Further, as described above, since the inside of the traveling body 19 is made hollow to form the air chamber 20, the load acting on the rail 14 is reduced due to its buoyancy. Since the load acting on the rail 14 is reduced in this way, the span of the rail can be increased, and the traveling length of the traveling device S can be increased accordingly. Therefore, the area for collecting sludge by assembling the work frame X at one time can be increased.

As described above, the suction bucket mechanism T is provided with the air cylinder 50 to avoid obstacles at the bottom of the water.
8 may be provided with a sensor such as an ultrasonic wave to detect obstacles on the bottom of the water, and the air cylinder 50 may be driven in conjunction with the sensor.

Furthermore, in this embodiment, a scale 69 for confirming the movement position of the traveling device S is provided. The moving position confirmation scale 69 has an indicator 70 that moves up and down in accordance with the moving position of the traveling device S, and the moving position of the traveling device S can be confirmed by the up and down position.

(Structure of the present invention) The structure of the present invention is such that a work frame having at least a pair of rails installed close to the bottom of the water is assembled underwater, and a traveling body of a traveling device having a self-propelling function is installed between the rails. The traveling body is equipped with a suction bucket mechanism that can move along it, and the movements of the traveling body and the suction bucket mechanism combine to move the suction bucket mechanism vertically and horizontally to reach the bottom of the water. The feature is that sludge is collected.

With this configuration, sludge can be collected in a portion corresponding to the movement locus of the suction bucket mechanism.

(Effects of the Present Invention) According to the method for collecting water bottom sludge of the present invention, configured as described above, sludge can be uniformly collected in an area corresponding to between the rails of the work frame.

Furthermore, even in cases where the net cannot be removed, such as in aquaculture fishing grounds, the sludge beneath the net can be easily collected.

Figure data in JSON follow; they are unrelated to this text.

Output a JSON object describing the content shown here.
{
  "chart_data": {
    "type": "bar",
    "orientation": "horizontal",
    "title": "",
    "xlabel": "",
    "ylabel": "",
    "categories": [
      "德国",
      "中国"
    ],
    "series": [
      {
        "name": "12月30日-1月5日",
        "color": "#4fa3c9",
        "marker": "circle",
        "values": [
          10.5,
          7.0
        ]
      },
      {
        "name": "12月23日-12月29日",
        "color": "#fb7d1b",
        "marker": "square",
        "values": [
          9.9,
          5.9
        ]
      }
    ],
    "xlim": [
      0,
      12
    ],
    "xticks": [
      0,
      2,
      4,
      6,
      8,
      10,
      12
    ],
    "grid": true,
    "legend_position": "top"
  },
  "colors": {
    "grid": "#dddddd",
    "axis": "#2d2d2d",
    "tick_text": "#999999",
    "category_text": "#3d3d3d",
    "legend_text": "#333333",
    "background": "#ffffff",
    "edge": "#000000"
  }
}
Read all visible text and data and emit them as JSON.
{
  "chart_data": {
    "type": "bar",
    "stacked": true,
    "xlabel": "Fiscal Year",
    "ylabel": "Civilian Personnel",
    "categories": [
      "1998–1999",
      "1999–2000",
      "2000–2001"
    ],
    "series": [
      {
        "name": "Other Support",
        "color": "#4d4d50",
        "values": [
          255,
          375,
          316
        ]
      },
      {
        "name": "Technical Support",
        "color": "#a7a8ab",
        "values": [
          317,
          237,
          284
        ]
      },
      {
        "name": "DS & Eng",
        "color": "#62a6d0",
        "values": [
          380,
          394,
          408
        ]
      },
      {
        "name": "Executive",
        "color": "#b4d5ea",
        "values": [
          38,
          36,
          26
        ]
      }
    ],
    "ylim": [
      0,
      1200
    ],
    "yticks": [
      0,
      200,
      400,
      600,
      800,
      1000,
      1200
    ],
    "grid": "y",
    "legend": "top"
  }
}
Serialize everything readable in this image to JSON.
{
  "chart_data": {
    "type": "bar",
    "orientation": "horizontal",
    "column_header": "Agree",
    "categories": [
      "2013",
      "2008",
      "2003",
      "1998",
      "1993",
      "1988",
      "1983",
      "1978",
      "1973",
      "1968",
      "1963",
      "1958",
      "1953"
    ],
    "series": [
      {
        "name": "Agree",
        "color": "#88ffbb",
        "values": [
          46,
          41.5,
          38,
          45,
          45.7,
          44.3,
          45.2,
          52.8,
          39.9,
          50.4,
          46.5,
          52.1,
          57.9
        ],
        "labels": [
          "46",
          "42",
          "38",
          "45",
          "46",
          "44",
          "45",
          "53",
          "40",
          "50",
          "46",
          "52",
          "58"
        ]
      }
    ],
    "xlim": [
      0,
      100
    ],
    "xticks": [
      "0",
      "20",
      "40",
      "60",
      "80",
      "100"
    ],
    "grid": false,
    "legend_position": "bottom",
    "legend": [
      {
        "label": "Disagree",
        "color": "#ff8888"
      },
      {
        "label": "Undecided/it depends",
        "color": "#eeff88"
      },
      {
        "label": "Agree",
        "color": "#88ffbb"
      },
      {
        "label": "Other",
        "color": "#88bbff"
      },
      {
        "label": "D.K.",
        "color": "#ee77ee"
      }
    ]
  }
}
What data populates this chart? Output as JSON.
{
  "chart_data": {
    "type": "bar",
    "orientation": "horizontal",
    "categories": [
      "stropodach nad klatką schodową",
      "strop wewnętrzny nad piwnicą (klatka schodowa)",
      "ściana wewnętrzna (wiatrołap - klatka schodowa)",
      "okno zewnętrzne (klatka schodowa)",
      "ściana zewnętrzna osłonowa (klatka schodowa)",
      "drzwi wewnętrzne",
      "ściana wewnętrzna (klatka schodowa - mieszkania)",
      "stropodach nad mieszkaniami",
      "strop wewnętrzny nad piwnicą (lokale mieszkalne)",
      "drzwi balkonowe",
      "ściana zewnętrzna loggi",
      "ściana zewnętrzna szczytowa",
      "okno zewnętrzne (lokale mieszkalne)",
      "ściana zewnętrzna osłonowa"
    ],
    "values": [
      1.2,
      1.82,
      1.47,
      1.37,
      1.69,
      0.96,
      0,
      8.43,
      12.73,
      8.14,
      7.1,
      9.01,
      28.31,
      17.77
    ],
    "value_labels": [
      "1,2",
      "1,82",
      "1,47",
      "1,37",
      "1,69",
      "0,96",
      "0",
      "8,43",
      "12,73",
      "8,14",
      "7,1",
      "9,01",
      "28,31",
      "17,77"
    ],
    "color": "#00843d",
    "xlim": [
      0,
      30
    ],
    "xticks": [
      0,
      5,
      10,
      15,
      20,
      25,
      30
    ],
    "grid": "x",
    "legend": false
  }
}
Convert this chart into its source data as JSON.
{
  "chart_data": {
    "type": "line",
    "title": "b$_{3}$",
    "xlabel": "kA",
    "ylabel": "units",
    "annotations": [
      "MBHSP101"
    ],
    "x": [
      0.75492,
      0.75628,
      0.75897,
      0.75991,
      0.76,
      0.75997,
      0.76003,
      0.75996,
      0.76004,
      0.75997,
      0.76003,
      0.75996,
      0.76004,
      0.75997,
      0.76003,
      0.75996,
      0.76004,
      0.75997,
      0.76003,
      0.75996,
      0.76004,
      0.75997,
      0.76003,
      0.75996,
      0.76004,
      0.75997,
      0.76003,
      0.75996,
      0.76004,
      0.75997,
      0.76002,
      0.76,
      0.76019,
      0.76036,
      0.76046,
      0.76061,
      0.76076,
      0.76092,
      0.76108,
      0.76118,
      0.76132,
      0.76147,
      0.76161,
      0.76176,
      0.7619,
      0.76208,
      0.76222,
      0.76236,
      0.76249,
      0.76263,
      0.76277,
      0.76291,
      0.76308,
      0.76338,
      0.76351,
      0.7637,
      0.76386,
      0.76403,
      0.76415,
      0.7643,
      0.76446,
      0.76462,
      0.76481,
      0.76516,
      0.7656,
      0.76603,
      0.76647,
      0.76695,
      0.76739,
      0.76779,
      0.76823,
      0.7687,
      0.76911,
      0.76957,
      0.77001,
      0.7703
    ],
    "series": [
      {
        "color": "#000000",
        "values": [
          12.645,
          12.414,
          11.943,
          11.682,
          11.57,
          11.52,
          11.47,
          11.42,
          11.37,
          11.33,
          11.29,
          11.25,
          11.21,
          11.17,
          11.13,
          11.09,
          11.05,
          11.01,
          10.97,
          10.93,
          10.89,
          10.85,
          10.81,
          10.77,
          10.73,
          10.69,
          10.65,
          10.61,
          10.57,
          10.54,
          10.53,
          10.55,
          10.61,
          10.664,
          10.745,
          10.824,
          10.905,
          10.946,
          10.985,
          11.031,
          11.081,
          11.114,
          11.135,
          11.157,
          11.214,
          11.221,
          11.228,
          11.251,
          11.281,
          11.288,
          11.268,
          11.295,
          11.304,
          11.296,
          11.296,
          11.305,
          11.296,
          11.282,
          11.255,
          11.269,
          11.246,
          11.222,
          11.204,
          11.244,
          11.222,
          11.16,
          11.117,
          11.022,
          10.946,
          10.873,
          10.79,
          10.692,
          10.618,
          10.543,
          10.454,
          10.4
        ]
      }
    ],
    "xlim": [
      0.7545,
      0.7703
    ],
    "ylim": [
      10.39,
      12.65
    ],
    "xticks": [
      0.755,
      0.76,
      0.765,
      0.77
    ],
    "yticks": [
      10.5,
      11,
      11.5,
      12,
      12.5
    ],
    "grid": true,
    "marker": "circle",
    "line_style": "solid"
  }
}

[Brief explanation of drawings]

The drawings show an embodiment of the present invention, in which Fig. 1 is a perspective view of the assembled work frame, Fig. 2 is a vertical cross-sectional view of the extraction prevention mechanism provided at the lower end of the column, and Fig. 3 is the same. 4 is an enlarged side view of the connecting portion between the cylindrical portion and the pointed portion of the extraction prevention mechanism, FIG. 5 is a plan view of the traveling device, FIG. 6 is a front view, and FIG. 7 is a cross-sectional view. A front view of the suction bucket mechanism, FIG. 8 is a side view, and FIG. 9 is a bottom side view of one end of the traveling body.
Figure 0 is a side view of the traveling body. X... Work frame, 14... Rail, S... Traveling device, 19... Traveling body, T... Suction bucket mechanism.

Claims (1)

[Claims] 1 Assemble a work frame underwater, erect at least one pair of rails provided on this work frame close to the bottom of the water, and span the traveling body of a traveling device with a self-propelled function between the pair of rails. ,
This traveling body is provided with a suction bucket mechanism that is movable along the traveling body, and the sludge at the bottom of the water is collected while moving the traveling body and the suction bucket mechanism.